Safari at Kanchanjunga Conservation

Kanchenjunga is the third highest mountain in the world, bordering Sikkim in India, the Tibetan Autonomous Region of China and east Nepal. The Kanchenjunga Conservation Area (KCA) with an area of 1,650 km 2 accounts for nearly 65 percent of the entire land area of Taplejung District. Because KCA is located due north of Bay of Bangal , KCA receives more rainfall from the summer monsoon than other parts of Nepal. These climatic conditions, combined with steep elevation gradients, support high biodiversity. Surveys indicate that there are at least 2,500 species of flowering plants, and several endangered wildlife species.

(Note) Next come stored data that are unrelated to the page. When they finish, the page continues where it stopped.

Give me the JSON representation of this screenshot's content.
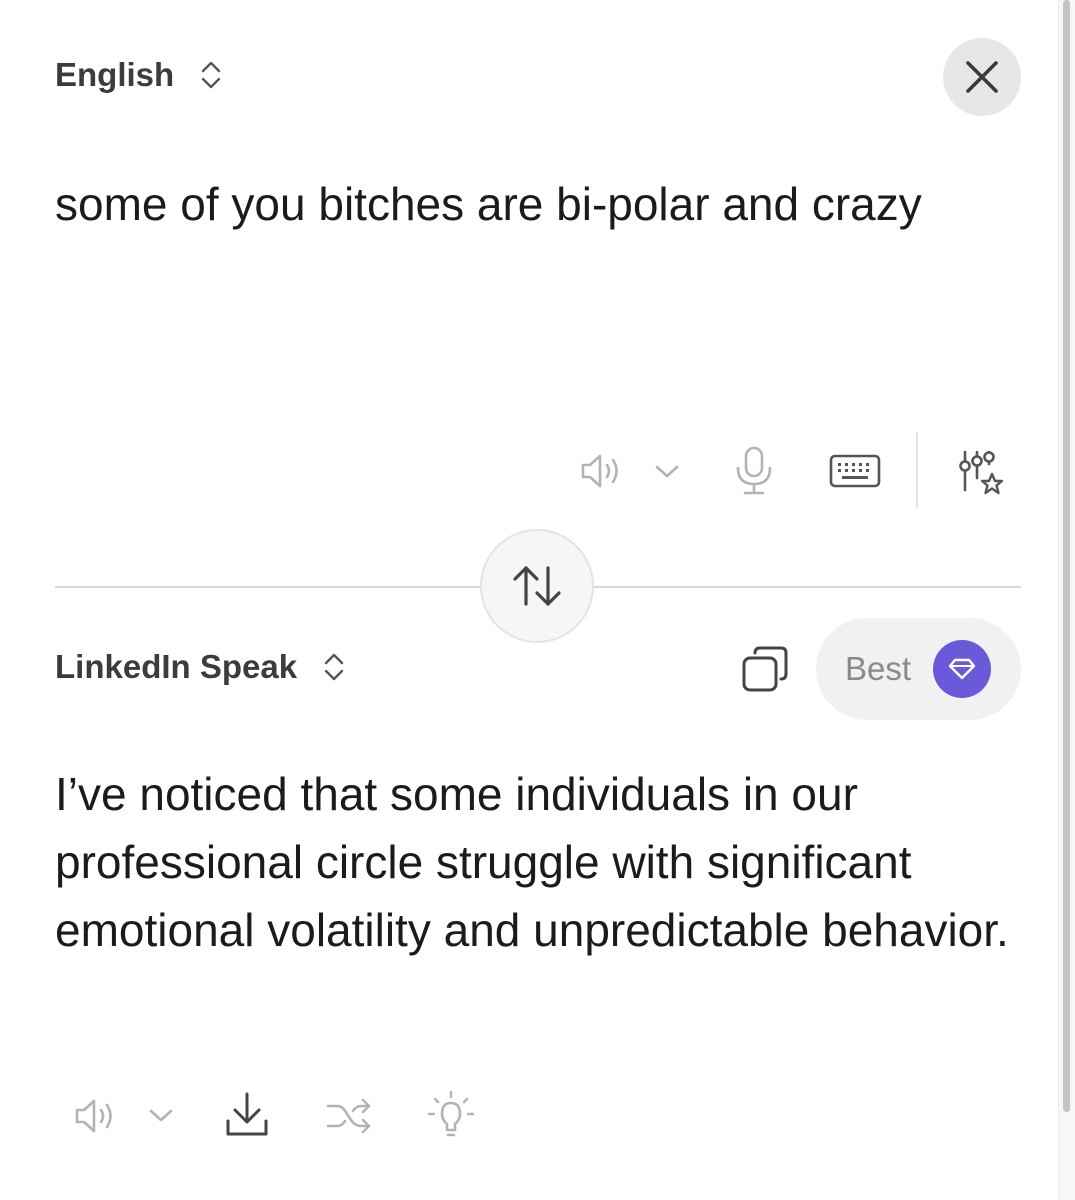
{
  "source": {
    "language": "English",
    "text": "some of you bitches are bi-polar and crazy"
  },
  "target": {
    "language": "LinkedIn Speak",
    "text": "I’ve noticed that some individuals in our professional circle struggle with significant emotional volatility and unpredictable behavior.",
    "quality_label": "Best"
  },
  "colors": {
    "accent": "#6a5ad9",
    "icon_gray": "#b3b3b3",
    "icon_dark": "#555555"
  },
  "icons": {
    "close": "close-icon",
    "source_toolbar": [
      "speaker-icon",
      "chevron-down-icon",
      "microphone-icon",
      "keyboard-icon",
      "settings-sliders-star-icon"
    ],
    "swap": "swap-arrows-icon",
    "copy": "copy-icon",
    "gem": "gem-icon",
    "target_toolbar": [
      "speaker-icon",
      "chevron-down-icon",
      "download-icon",
      "shuffle-icon",
      "lightbulb-icon"
    ]
  }
}
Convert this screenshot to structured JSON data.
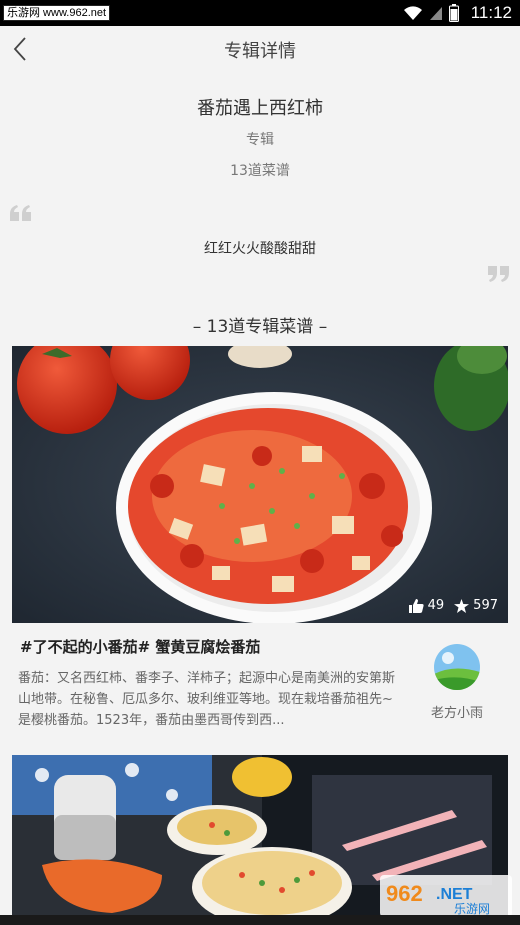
{
  "status_bar": {
    "watermark": "乐游网 www.962.net",
    "time": "11:12"
  },
  "nav": {
    "title": "专辑详情"
  },
  "album": {
    "title": "番茄遇上西红柿",
    "type": "专辑",
    "count": "13道菜谱",
    "description": "红红火火酸酸甜甜"
  },
  "section_title": "– 13道专辑菜谱 –",
  "recipes": [
    {
      "likes": "49",
      "favorites": "597",
      "title": "#了不起的小番茄# 蟹黄豆腐烩番茄",
      "description": "番茄：又名西红柿、番李子、洋柿子；起源中心是南美洲的安第斯山地带。在秘鲁、厄瓜多尔、玻利维亚等地。现在栽培番茄祖先~是樱桃番茄。1523年，番茄由墨西哥传到西...",
      "author": "老方小雨"
    }
  ],
  "watermark_bottom": "962.NET 乐游网"
}
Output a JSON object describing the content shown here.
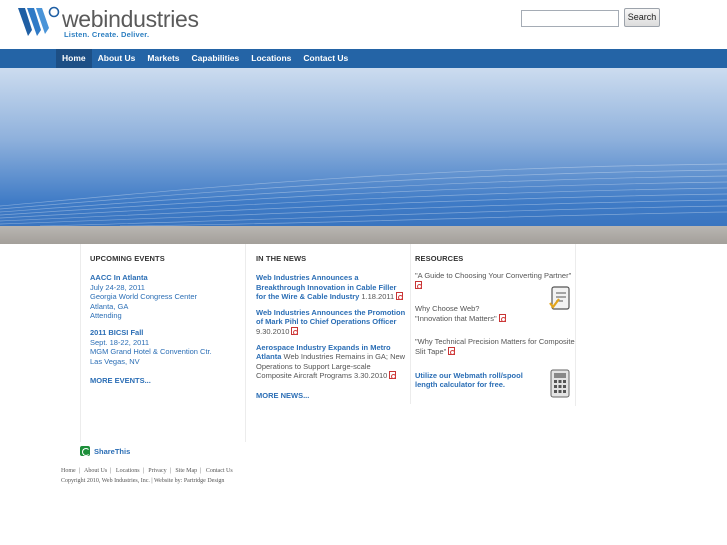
{
  "brand": {
    "name": "webindustries",
    "tagline": "Listen. Create. Deliver.",
    "color_primary": "#2464a6",
    "color_link": "#2b6eb5"
  },
  "search": {
    "value": "",
    "placeholder": "",
    "button_label": "Search"
  },
  "nav": {
    "items": [
      {
        "label": "Home",
        "active": true
      },
      {
        "label": "About Us"
      },
      {
        "label": "Markets"
      },
      {
        "label": "Capabilities"
      },
      {
        "label": "Locations"
      },
      {
        "label": "Contact Us"
      }
    ]
  },
  "events": {
    "title": "UPCOMING EVENTS",
    "items": [
      {
        "name": "AACC In Atlanta",
        "date": "July 24-28, 2011",
        "venue": "Georgia World Congress Center",
        "city": "Atlanta, GA",
        "status": "Attending"
      },
      {
        "name": "2011 BICSI Fall",
        "date": "Sept. 18-22, 2011",
        "venue": "MGM Grand Hotel & Convention Ctr.",
        "city": "Las Vegas, NV"
      }
    ],
    "more_label": "MORE EVENTS..."
  },
  "news": {
    "title": "IN THE NEWS",
    "items": [
      {
        "headline": "Web Industries Announces a Breakthrough Innovation in Cable Filler for the Wire & Cable Industry",
        "desc": "",
        "date": "1.18.2011"
      },
      {
        "headline": "Web Industries Announces the Promotion of Mark Pihl to Chief Operations Officer",
        "desc": "",
        "date": "9.30.2010"
      },
      {
        "headline": "Aerospace Industry Expands in Metro Atlanta",
        "desc": "Web Industries Remains in GA; New Operations to Support Large-scale Composite Aircraft Programs",
        "date": "3.30.2010"
      }
    ],
    "more_label": "MORE NEWS..."
  },
  "resources": {
    "title": "RESOURCES",
    "guide": "\"A Guide to Choosing Your Converting Partner\"",
    "why_choose": "Why Choose Web?",
    "innovation": "\"Innovation that Matters\"",
    "composite": "\"Why Technical Precision Matters for Composite Slit Tape\"",
    "calculator": "Utilize our Webmath roll/spool length calculator for free."
  },
  "share": {
    "label": "ShareThis"
  },
  "footer": {
    "links": [
      "Home",
      "About Us",
      "Locations",
      "Privacy",
      "Site Map",
      "Contact Us"
    ],
    "copyright": "Copyright 2010, Web Industries, Inc. | Website by: Partridge Design"
  }
}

The cultural diversity within KCA is equally impressive as it contains a number of culturally significant landmarks, including centuries-old monasteries (gompa) and sites of Hindu pilgrimage. Limbu, the largest ethnic population together with the Gurung, Rai, Brahmins and Chhetris as well as Tibetan refugees, inhabit the three river valleys - Tamur, Ghunsa and Sibuwa. A majority of the population are dependent on agriculture and livestock. Harvesting of forest resources contribute much to their subsistence. It is estimated that almost 75% of the households in the Conservation Area face food scarcity every year.